A empresa que publica A Gazeta processou o advogado por danos morais “por ridicularizar a parte autora perante todos os usuários da rede social” e por macular “a imagem e a boa fama que a requerente sempre manteve perante a sociedade”.

Foto: Reprodução

Ao ler um editorial do jornal catarinense A Gazeta, de São Bento do Sul, que citava a fala do escritor Umberto Eco de que “as redes sociais deram voz a uma legião de imbecis”, o advogado Luiz Antônio Novaski ficou indignado e publicou dois textões no Facebook.

O segundo deles dizia que o jornal servia bem para forrar o chão da lavanderia onde seus “dois cachorros dormem, para que façam seu xixi e suas fezes” e que havia “uma simbologia” “consistente em ver toda manhã a merda misturada com a merda”. O texto foi acompanhado de uma imagem do jornal com fezes em cima.

A empresa que publica A Gazeta processou o advogado por danos morais “por ridicularizar a parte autora perante todos os usuários da rede social” e por macular “a imagem e a boa fama que a requerente sempre manteve perante a sociedade”.

A Quinta Câmara de Direito Civil do Tribunal de Justiça de Santa Catarina concordou com o jornal e condenou o advogado a pagar R$ 10 mil por danos morais.

Segundo o relator Henry Petry Junior, o texto “excedeu o caráter dialético e alçou-se ao campo da ofensa” “em razão das afirmações incisivas e severas e, sobretudo, pelo uso de fotografia com página do periódico da autora coberta por líquido e massa assemelhados, respectivamente, a urina e fezes, com mácula à honra objetiva e à imagem da autora”.

O fato de o réu, com o texto e a imagem, dizer “que o periódico da ré é uma ‘merda’ é uma forma incisiva e severa, em excesso ofensivo, de discordar de seu conteúdo” e, argumenta o magistrado, “representa excesso ilícito, sendo incompatíveis com os limites da liberdade de expressão e do Estado Democrático de Direito”.

Ao definir ainda a quantia do dano moral, o relator afirmou que o réu “é advogado, atividade profissional que, pelas regras de experiência comum (art. 335 do Código de Processo Civil), tende a propiciar uma situação econômico-financeira, no mínimo, estável, notadamente pelo considerável importe dos honorários cobrados pelos serviços advocatícios, conforme tabelamento de valores mínimos elaborado pelo próprio órgão de classe”.

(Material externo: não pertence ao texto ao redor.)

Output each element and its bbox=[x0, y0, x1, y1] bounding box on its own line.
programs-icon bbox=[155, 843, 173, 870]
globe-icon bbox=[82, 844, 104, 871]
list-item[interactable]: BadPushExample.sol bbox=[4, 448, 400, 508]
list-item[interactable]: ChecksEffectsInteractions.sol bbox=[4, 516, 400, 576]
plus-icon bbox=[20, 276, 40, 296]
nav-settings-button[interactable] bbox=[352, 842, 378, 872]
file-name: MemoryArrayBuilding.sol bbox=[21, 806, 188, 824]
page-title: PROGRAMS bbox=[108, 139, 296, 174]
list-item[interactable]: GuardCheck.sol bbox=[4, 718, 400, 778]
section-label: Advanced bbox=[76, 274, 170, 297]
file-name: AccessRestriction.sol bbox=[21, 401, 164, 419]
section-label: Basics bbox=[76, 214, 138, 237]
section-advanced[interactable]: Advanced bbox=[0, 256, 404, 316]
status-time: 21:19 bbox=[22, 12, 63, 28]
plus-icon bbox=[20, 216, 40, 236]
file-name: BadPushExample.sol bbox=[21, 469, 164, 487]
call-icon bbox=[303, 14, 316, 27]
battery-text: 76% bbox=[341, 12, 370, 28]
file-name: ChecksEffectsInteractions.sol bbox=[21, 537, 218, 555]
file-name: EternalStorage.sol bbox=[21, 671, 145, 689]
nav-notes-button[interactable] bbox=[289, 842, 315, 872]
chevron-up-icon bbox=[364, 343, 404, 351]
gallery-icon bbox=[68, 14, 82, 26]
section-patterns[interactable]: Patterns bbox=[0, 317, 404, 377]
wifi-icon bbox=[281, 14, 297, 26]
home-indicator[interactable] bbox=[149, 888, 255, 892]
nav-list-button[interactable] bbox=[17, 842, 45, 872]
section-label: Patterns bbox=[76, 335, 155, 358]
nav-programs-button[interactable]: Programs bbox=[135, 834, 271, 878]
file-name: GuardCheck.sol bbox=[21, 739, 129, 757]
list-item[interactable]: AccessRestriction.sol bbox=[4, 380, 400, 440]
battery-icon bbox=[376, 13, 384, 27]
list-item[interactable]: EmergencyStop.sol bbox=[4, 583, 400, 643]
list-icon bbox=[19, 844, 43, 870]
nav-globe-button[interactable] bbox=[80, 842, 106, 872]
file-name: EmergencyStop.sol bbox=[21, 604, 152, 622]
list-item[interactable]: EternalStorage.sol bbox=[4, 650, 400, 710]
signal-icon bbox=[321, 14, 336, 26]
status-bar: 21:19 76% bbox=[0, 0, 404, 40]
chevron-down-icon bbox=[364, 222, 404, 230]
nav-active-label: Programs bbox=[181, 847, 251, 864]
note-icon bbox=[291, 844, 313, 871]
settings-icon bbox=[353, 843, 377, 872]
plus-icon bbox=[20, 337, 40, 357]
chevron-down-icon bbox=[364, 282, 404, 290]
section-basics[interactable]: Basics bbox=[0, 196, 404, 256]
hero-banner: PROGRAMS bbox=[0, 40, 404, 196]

Luiz Antônio Novaski diz estar indignado com a condenação. “Lamento e vejo uma infeliz tentativa de censura. Vou entrar com recurso especial e recurso extraordinário não tanto pelo valor, mas para garantir meu exercício do direito de expressão”, afirmou em entrevista. O jornal, procurado, não se manifestou sobre o processo.

Na primeira instância, o juiz Romano José Enzweiler havia entendido de maneira diferente do tribunal. Numa sentença de cinco páginas, ele afirmou que ao lado da liberdade de expressão, e até para sua garantia e sobrevivência, há de se ter em conta também, como outro lado da moeda, a responsabilidade.

“Porém, da análise dos textos reproduzidos acima, apesar de possuírem eles expressões incisivas, não se pode dali inferir ofensa à honra objetiva da postulante”, decidiu. O entrevero de São Bento do Sul, em breve, deverá chegar aos tribunais superiores.